I have been thinking, though. Much as I want to post about my baking/cooking exploits I have nothing to say so far, so I will instead wax philosophically about my studies and my opinions (isn't that what the great void of the blog-o-sphere is for?). On my mind at the moment is a swirl of thoughts about mass/commercial/popular culture. That which is made up of rom-coms, top 40s charts and marketing.

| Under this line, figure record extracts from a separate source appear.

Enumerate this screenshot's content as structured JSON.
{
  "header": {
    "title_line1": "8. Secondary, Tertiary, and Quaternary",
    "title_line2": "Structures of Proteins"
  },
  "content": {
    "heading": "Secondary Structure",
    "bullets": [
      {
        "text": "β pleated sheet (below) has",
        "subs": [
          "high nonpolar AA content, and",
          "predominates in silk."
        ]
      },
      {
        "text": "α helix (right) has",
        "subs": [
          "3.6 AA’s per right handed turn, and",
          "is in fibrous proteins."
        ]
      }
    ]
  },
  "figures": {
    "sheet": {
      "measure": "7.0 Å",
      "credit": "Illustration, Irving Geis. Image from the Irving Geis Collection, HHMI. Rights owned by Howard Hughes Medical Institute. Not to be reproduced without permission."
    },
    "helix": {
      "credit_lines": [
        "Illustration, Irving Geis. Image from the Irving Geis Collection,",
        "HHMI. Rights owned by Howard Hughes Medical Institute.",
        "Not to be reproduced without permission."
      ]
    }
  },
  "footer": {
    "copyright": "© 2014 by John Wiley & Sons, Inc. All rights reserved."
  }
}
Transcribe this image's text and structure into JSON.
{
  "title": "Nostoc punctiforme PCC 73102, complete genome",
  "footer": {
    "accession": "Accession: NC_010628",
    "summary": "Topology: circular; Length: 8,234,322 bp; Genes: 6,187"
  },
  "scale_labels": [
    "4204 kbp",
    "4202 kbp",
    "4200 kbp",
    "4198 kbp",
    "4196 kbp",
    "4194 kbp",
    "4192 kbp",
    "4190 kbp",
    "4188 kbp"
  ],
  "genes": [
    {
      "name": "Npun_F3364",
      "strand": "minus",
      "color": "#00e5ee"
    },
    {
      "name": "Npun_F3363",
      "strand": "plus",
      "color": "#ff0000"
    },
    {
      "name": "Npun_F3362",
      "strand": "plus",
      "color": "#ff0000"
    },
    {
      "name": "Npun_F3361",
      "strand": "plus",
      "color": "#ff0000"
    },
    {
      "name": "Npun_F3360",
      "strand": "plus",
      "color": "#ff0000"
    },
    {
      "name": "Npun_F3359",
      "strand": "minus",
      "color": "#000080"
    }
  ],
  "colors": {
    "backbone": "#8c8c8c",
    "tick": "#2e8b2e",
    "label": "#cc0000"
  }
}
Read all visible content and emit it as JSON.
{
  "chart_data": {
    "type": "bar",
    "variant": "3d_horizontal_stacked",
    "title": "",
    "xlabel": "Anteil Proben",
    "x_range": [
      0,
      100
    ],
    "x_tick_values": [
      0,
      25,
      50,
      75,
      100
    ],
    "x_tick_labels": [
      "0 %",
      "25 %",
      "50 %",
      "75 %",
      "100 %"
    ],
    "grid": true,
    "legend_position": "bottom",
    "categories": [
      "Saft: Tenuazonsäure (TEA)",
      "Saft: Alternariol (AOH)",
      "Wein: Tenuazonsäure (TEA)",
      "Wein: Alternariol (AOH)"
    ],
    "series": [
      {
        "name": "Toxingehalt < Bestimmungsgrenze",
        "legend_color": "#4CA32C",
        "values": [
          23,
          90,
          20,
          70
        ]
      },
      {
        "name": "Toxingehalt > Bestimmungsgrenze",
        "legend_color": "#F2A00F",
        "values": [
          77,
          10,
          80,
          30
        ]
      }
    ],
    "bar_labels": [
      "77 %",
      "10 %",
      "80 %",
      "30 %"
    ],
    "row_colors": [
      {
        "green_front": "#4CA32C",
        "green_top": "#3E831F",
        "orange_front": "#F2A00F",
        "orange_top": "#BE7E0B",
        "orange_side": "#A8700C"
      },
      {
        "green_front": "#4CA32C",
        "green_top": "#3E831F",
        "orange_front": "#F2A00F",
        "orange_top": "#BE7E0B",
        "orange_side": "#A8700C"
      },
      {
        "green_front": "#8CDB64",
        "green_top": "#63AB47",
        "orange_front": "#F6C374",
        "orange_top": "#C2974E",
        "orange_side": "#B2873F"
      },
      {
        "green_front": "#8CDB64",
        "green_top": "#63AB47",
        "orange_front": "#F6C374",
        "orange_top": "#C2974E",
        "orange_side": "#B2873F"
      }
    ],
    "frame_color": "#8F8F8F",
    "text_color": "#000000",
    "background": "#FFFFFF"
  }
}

I have been doing many readings about mass culture, if only to be able to understand how folklore is different from mas culture - and what I have learned is this: academics can be dicks. Don't believe me? Look up the various essays on popular/mass culture from the past hundred years. They mostly seem to have this one thing in common, which is that the writer assumes that those who indulge in mass culture are slipping into hell fire. Perhaps not literally (although a few really do), but the sentiment is there. There's this notion that enjoying one blockbuster movie too many will lead to brain-numbing-escapist-societal-suicide!
And I'm sorry, but after reading pages and pages of all this moaning I have ask: wtf?
I genuinely cannot see the link between mass-societal-passivity and 'the romance novel'. Is that we're allegedly so wrapped up in enjoying the creations of others (specifically designed to suit the majority of pallets) that we'll somehow cease any personal efforts of creativity? Are 'bad pop songs' going to brainwash us into following a totalitarian regime? There seems to be this never-ending association between mass/commercial culture and stupidity.
Well thank you wise armchair academics for you lofty opinions, but I highly doubt that my indulgence in the occasional Britney Spears song will transform me into some sort.... I'm sorry but WHAT is that you theorist think is coming? You've all speculated that an un-named evil will arise from this passivity and these indulgences, but you don't go beyond that basic fear.
In my humble opinion, you theorist, you scoffers at mass culture are passing the same judgment as the xenophobic. "Oh no, it is new and different. I don't immediately connect or relate to it, therefore it must be EVIL."
Congratulations. You'll forgive me if I don't applaud.